Virtual reality goggles are used to train drone operators — Vogt using virtual reality goggles to practice the difficult drone maneuvers necessary to successfully “tag” the back of a moving whale. The screen beyond displays Vogt’s view of a whale form laid out on the floor of the practice room. | Photograph by Stu Rosner

Practicing a drone landing on a full size poster of a sperm whale affixed to the floor. — Vogt using virtual reality goggles to practice the difficult drone maneuvers necessary to successfully “tag” the back of a moving whale. The screen beyond displays Vogt’s view of a whale form laid out on the floor of the practice room. | Photograph by Stu Rosner

The What-Ifs of “Hello”

On Friday nights when Gruber is in town, he and Wood grab dinner. The two are as superficially unlike as one can imagine: Gruber is a dreamer, and Wood is as pragmatic and straightforward as his considerable engineering prowess might suggest. “It’s not as easy as you might think for a roboticist to work with a marine biologist,” admits Gruber.

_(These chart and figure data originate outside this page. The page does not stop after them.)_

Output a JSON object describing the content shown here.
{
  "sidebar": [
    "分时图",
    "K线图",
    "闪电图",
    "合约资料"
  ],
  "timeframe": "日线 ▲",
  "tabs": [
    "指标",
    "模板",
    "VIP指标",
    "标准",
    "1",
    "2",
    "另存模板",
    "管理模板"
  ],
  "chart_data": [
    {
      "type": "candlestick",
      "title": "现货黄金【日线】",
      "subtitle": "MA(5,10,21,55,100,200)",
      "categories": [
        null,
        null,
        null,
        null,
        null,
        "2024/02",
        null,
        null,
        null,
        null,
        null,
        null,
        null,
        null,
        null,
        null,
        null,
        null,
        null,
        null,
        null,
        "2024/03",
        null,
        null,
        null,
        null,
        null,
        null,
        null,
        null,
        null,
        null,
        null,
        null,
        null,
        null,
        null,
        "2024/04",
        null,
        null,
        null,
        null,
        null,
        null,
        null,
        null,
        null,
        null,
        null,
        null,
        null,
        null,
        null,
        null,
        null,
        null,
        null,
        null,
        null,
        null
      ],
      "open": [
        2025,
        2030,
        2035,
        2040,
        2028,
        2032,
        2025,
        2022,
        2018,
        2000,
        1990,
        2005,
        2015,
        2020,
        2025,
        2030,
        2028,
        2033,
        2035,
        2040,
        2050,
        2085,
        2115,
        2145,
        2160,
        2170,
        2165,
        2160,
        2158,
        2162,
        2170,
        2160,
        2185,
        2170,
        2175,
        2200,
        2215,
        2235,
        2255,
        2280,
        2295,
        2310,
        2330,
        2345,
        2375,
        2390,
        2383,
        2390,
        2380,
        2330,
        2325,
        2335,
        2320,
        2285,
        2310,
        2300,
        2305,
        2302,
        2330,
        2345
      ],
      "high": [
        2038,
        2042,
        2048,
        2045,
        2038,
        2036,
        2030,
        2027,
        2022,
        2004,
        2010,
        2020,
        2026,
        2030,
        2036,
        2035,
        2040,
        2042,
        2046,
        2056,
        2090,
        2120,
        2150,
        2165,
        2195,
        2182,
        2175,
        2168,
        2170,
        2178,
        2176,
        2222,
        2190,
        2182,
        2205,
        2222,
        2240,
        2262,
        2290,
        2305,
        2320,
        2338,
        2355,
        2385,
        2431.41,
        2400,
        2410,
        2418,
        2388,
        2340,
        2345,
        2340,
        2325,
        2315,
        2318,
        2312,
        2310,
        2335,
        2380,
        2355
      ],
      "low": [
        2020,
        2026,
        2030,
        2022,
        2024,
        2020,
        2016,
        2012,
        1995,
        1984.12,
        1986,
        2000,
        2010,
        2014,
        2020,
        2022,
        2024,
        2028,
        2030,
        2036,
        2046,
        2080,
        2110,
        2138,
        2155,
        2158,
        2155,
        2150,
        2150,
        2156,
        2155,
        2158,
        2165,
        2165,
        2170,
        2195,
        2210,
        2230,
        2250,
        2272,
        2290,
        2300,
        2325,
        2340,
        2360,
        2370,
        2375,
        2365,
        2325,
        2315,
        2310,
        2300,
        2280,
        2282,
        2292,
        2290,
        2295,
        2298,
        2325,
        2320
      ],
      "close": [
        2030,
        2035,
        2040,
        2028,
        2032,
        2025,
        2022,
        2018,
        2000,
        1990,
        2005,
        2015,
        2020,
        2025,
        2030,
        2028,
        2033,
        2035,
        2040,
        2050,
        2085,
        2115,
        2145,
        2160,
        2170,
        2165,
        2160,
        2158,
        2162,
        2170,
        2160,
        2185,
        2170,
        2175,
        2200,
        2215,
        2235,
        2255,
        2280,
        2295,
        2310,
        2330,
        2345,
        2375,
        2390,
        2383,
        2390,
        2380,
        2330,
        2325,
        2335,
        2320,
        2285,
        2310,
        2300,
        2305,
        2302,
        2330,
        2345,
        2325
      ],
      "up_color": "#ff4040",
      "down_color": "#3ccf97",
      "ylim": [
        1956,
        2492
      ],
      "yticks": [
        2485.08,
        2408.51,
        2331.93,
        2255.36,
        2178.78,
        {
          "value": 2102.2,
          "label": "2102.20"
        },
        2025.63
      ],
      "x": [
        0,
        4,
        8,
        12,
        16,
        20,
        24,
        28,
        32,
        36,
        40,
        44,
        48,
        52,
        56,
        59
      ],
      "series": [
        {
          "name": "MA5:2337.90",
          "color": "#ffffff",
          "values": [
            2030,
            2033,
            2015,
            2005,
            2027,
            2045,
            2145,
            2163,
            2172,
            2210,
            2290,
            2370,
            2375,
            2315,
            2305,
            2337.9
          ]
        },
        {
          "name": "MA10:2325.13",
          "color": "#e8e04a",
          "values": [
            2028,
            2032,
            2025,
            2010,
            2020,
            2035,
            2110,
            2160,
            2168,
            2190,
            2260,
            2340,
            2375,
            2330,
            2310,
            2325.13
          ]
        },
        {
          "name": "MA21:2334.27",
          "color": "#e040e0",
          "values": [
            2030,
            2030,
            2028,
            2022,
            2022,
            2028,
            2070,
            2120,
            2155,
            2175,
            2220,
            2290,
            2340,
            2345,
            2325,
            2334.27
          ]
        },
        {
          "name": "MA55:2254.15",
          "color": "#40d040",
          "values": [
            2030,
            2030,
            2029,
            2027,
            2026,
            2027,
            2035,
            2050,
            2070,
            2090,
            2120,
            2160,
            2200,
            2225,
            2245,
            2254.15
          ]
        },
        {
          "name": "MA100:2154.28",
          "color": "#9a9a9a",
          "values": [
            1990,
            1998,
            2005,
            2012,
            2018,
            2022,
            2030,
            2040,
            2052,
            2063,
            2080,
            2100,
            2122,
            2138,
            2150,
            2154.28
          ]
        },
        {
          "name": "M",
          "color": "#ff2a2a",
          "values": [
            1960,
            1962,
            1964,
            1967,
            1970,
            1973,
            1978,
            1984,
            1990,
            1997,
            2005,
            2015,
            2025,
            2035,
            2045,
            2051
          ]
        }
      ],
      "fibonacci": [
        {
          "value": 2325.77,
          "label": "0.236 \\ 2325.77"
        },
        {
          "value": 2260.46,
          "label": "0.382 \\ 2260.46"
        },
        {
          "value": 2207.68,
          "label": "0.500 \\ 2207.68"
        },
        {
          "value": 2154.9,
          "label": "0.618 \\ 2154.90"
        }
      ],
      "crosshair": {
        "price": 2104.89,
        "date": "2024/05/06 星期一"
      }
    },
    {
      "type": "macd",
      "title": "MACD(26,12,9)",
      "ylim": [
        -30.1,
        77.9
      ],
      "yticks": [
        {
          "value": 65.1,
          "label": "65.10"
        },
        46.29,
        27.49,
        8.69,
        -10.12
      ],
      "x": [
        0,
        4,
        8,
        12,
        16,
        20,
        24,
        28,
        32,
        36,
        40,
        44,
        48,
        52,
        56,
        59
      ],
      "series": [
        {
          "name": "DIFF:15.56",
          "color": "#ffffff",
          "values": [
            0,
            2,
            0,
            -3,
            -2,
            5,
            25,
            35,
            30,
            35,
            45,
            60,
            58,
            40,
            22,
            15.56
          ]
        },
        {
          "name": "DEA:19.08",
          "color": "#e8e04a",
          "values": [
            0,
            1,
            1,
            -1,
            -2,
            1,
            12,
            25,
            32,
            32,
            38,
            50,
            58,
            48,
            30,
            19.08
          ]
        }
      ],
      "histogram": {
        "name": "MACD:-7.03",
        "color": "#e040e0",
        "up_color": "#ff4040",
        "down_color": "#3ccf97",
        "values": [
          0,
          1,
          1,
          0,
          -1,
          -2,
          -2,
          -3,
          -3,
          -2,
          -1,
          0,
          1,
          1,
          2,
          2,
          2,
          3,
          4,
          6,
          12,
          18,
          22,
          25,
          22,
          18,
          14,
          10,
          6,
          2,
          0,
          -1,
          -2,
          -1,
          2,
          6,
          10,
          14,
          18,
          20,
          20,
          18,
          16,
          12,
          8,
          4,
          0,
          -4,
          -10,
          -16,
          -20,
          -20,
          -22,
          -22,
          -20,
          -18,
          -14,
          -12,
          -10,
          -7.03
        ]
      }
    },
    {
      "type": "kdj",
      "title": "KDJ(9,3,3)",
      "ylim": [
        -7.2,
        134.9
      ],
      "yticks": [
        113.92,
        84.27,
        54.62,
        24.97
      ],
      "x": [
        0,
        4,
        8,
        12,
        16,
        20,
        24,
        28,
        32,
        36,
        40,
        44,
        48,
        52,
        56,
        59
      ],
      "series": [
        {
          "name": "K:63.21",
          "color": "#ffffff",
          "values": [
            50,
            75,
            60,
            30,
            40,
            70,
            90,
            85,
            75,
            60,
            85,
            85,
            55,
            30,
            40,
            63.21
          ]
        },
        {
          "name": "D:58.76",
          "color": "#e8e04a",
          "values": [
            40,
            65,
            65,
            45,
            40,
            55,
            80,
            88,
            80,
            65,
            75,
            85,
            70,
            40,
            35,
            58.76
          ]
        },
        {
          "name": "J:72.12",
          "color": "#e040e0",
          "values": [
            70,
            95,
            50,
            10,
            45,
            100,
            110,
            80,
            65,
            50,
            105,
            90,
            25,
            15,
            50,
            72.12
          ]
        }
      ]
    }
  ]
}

But they are friends and, beyond Project CETI, continue to collaborate on soft robotics projects for handling fragile marine creatures: not only the jellyfish that initially brought him to Radcliffe but, more recently, delicate deep-sea sponges as much as 18,000 years old. On Friday night get-togethers at Charlie’s Kitchen, their conversations are freewheeling. In those moments, Wood ponders questions small and large, such as what will happen if they succeed: “If we knew what the whales were saying, what would we say?” Not only philosophically, but “even the mechanics of it, the underwater speakers: How would we place them so as not to freak them out with a disembodied voice? How do we gently say ‘Hello,’” he wonders, “in whale-ish?”